Setelah kekesalan tadi malam, saya tidak bisa tidur lagi sampai kira-kira pukul 4 pagi. Saya memutuskan untuk bikin kopi dan ngerokok sambil menunggu matahari muncul. Namun sayangnya, pagi itu berkabut. Matahari yang ditunggu-tunggu hanya memancarkan sinarnya. Padahal harapan saya ya terbit kayak di teletubies gitu .
Pagi ini memberikan saya sebuah kesadaran baru : Prau pagi ini rame banget! Tapi meskipun saya nggak dapet golden sunrise, lukisan awan pagi itu benar-benar menakjubkan. Awan-awan itu seakan minta ditiduri
Spoiler for "5":
Spoiler for "6":
Spoiler for "7":
Spoiler for "8":
Puas berfoto-foto, kami turun dari Puncak Prau. Sekitar jam 08.30 kami turun. Perjalanan turun ini tidak terlalu capek seperti naik, tapi licinnya medan membuat saya merasa agak was-was juga. Untungnya, setelah 3 jam perjalanan kami selamat sampai di basecamp.
Hal pertama yang kami pikirkan setelah sampai di basecamp adalah nyobain carica! FYI, carica itu manisan khas Dieng, dari buah pepaya kecil gitu, dan enak rasanya. Jadi, kami membeli carica di salah satu rumah penduduk yang jualan carica sekalian numpang mandi karena badan ini penuh keringat dan bau.

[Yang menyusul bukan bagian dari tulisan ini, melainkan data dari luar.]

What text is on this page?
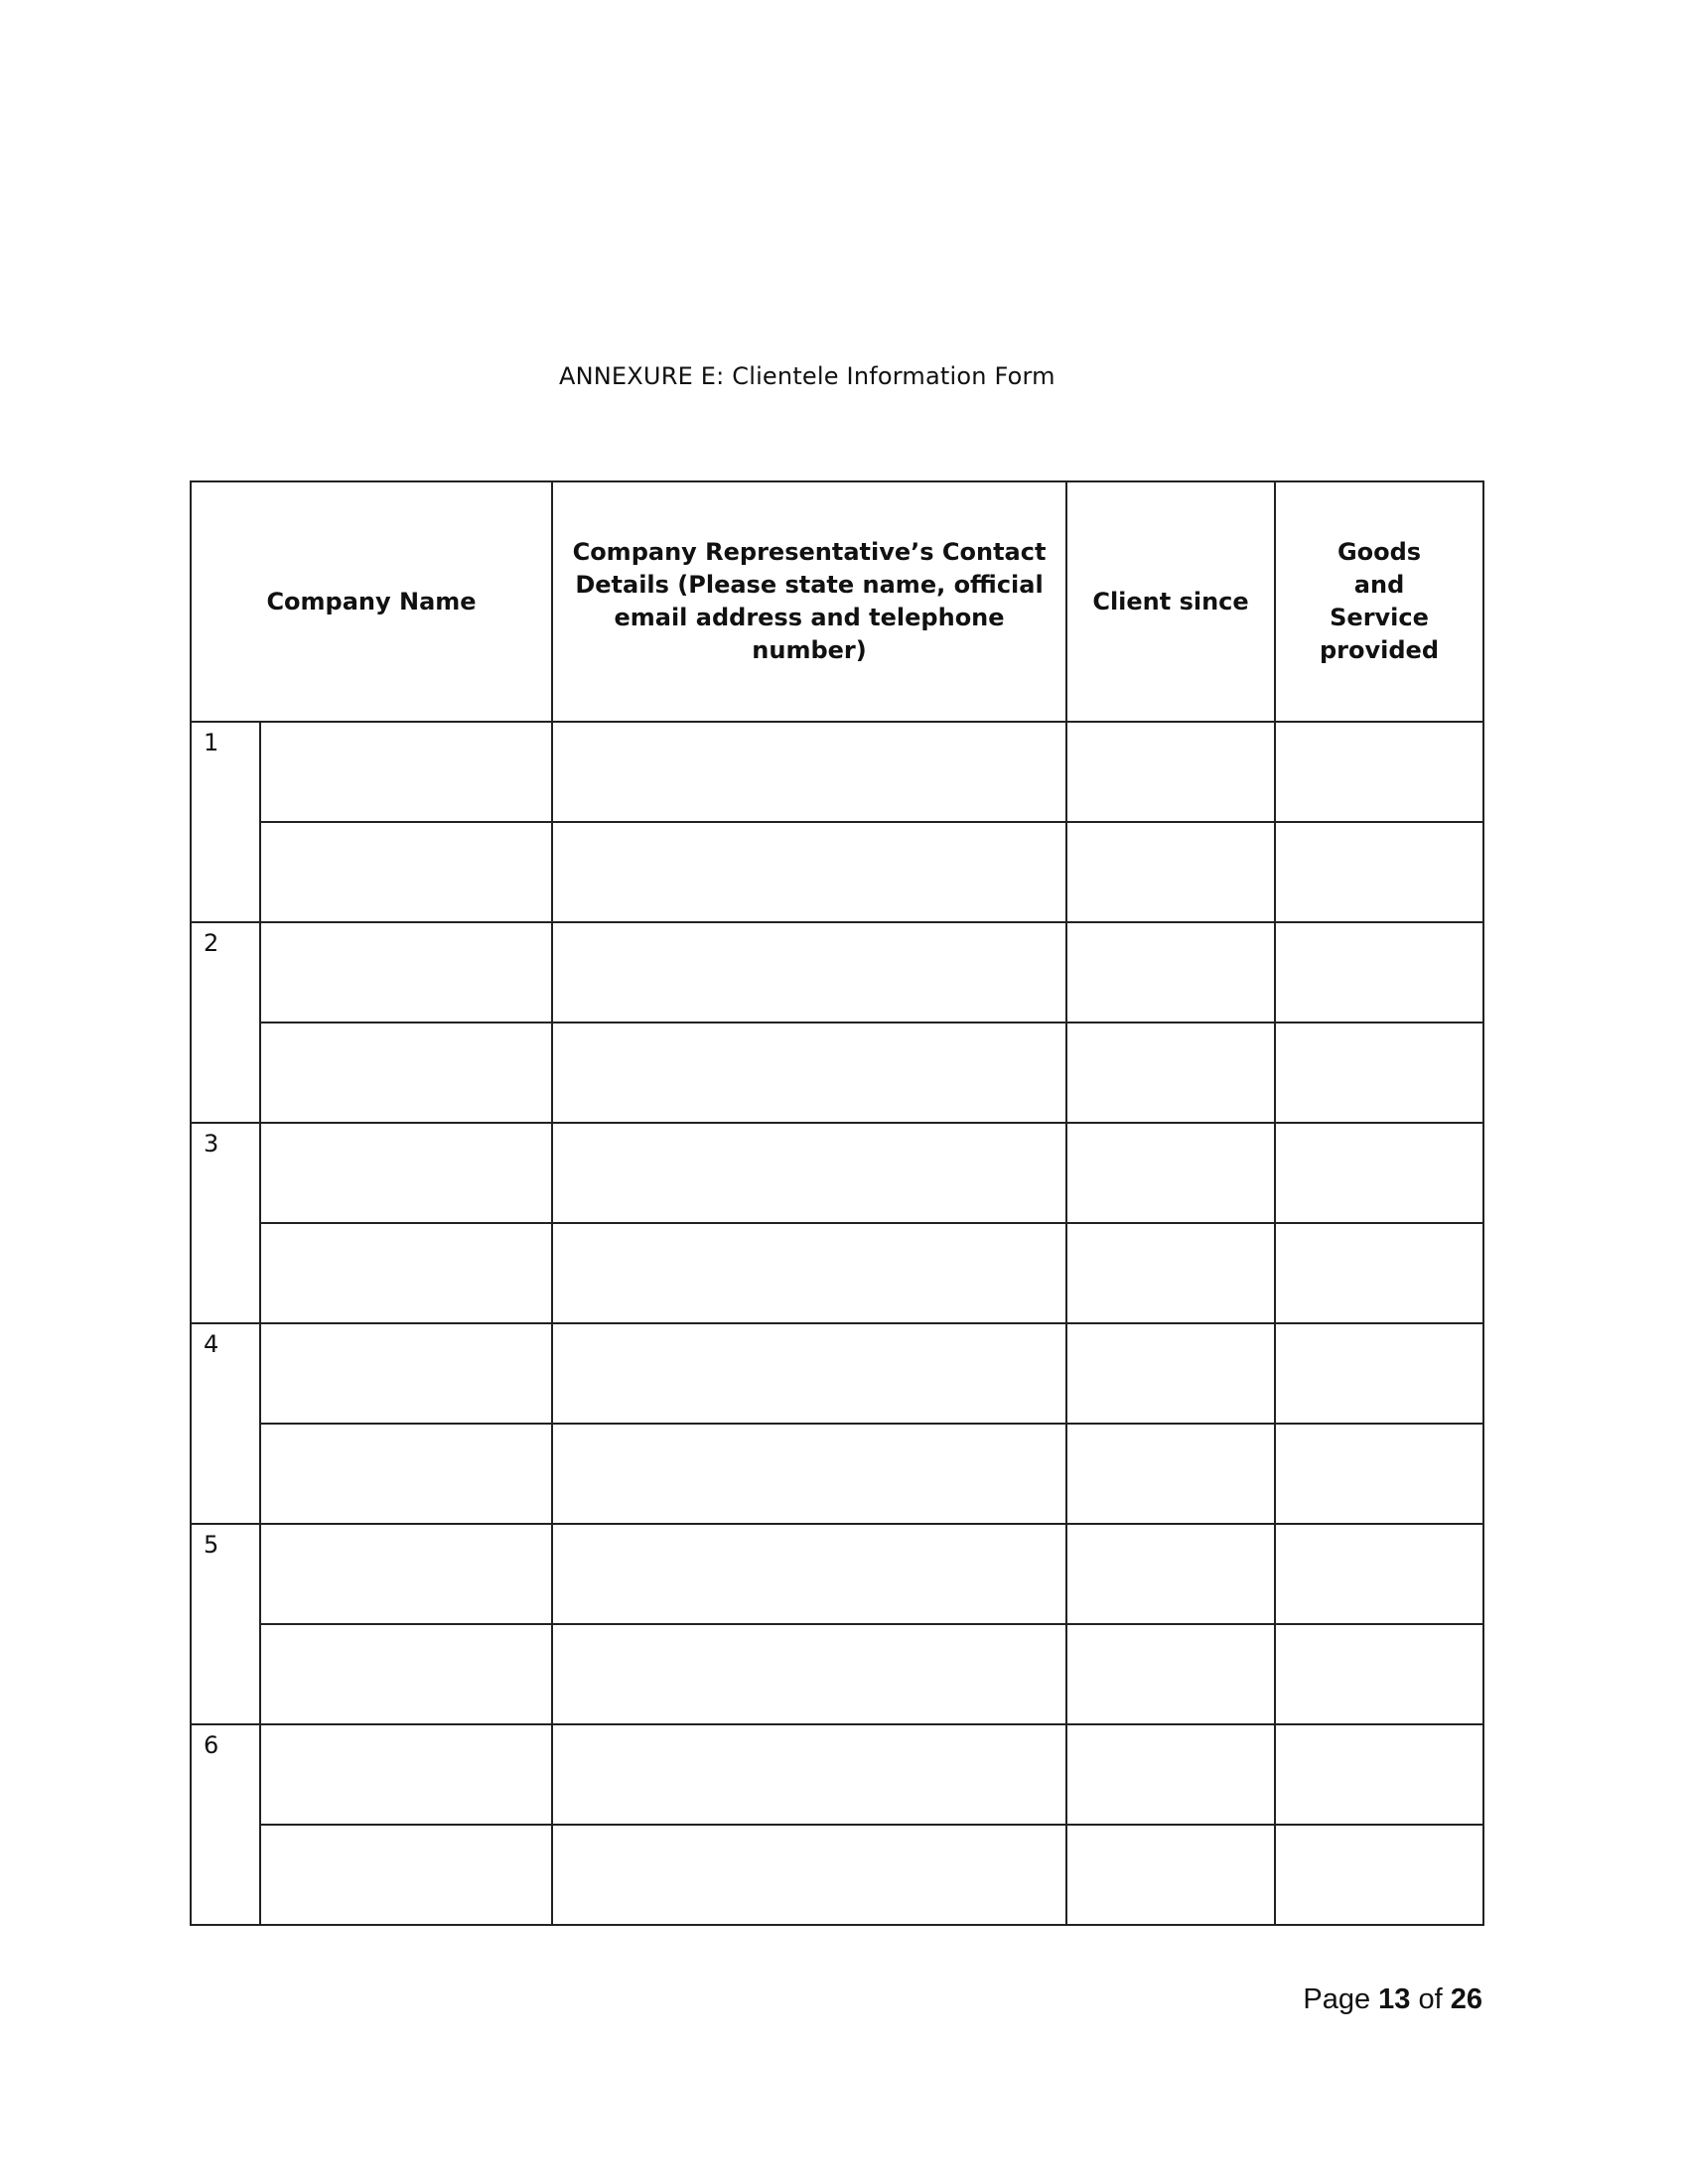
ANNEXURE E: Clientele Information Form
Company Name		Company Representative’s Contact Details (Please state name, official email address and telephone number)	Client since	Goods and Service provided
1				

2				

3				

4				

5				

6				

Page 13 of 26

Untung juga sih, soalnya dikasih carica gratis sama dikasih liat cara pembuatan carica itu gimana.
Kira-kira jam 13.00, kami mengucapkan selamat tinggal ke Mas Pii, ke Dieng, dan kembali numpang mikrobis ke Wonosobo. Sialnya, hari Minggu itu jalanan lagi diaspal jadi diaplikasikan sistem buka tutup. Jadilah yang tadinya cuma perlu sejam jadi dua jam sampai di Terminal Mendolo lagi.
Begitu kaki pertama menjejak di depan Terminal Mendolo, seorang kenek bus menarik teman saya dan langsung bilang "Jogja? Ayo langsung ini." Dilanda kebingungan, akhirnya kami semua masuk ke bus tersebut (saya ingat namanya PO. Cebong Jaya). Di sini saya sebenarnya was-was karena takut dinaikin harganya, dan setau saya memang tidak ada bus langsung ke Jogja dari Wonosobo, harus lewat Magelang dulu. Benar saja, ketika bus sudah jalan, kenek baru bilang kalau tujuan akhir bus di Magelang.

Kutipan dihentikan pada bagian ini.